HCFA researchers surveyed only two PPO payers, but they are two of the nation’s largest insurers, both of which have beneficiaries in 50 states (names of payers were kept confidential under the terms of the study). They found some useful trends for physician practices to consider when negotiating PPO contracts:
• Despite achieving large discounts relative to indemnity plans (10% to 20% on average), PPO contracts pay at rates substantially above Medicare levels.
• How much a PPO discounts its payments to a provider tends to be a function of its initial price levels. More generous payers achieve bigger discounts than less generous payers, suggesting that physician groups are holding the line on how deep a discount they will accept.
• PPOs are not confined to the stated intent of Medicare’s resource-based relative value scale, which was designed to reduce payments to specialists and improve payments to primary care physicians. For example, the survey found that imaging and test payments were considerably higher than evaluation and management (EM) services.

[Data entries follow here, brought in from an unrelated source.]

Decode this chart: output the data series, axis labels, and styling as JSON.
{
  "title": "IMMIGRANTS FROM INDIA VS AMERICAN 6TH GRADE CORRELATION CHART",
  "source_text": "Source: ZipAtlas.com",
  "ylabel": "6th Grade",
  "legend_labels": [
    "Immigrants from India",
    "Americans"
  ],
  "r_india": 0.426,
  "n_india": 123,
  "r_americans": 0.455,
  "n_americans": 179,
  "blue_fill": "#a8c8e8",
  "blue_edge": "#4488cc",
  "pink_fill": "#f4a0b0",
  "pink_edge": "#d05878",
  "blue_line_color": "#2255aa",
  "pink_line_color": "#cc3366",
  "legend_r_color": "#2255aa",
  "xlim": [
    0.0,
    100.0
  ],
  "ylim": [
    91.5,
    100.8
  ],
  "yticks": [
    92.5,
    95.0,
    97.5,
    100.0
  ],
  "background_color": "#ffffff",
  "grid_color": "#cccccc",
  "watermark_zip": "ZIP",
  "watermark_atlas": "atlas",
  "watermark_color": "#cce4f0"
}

• The discount range is wide open. For example, even among these two payers, discounts show a variation ranging from 6.3% to 23.1% for a 15-minute EM service; from 40.8% to 35.5% for a CAT scan.
• National average Medicare fees are not much closer to private-payer fees than they have been, as some argue. The public-private payer payment gap remains. That’s the case even based on 1993 data, Verrilli and Zuckerman contend.
"Although we acknowledge that these results are based on 1993 data and that the rapidly changing market may have already led to lower private fees than those observed here, a great deal of ground would have had to have been closed in order to put Medicare fees near those of the average private payer."
In sum, relying on PPO contracting can be a smart move for physicians, the researchers suggest. "Providers can potentially increase their patient loads by agreeing to discounted fees and forms of utilization review, while often avoiding capitated payments."
In highly competitive markets, however, administrators such as James Linz, chief executive officer of Towson Orthopedic Associates, a 12-physician practice in Baltimore, aren’t convinced they are faring all that well with discounted fee for service.
"One of my physicians pointed out the other day, People pay more to get a bumper fixed than they do for a total hip replacement,’" he recounted. "Think about it. Most bumper repairs are $1,000 or more, which is more than we’re paid for replacing a hip."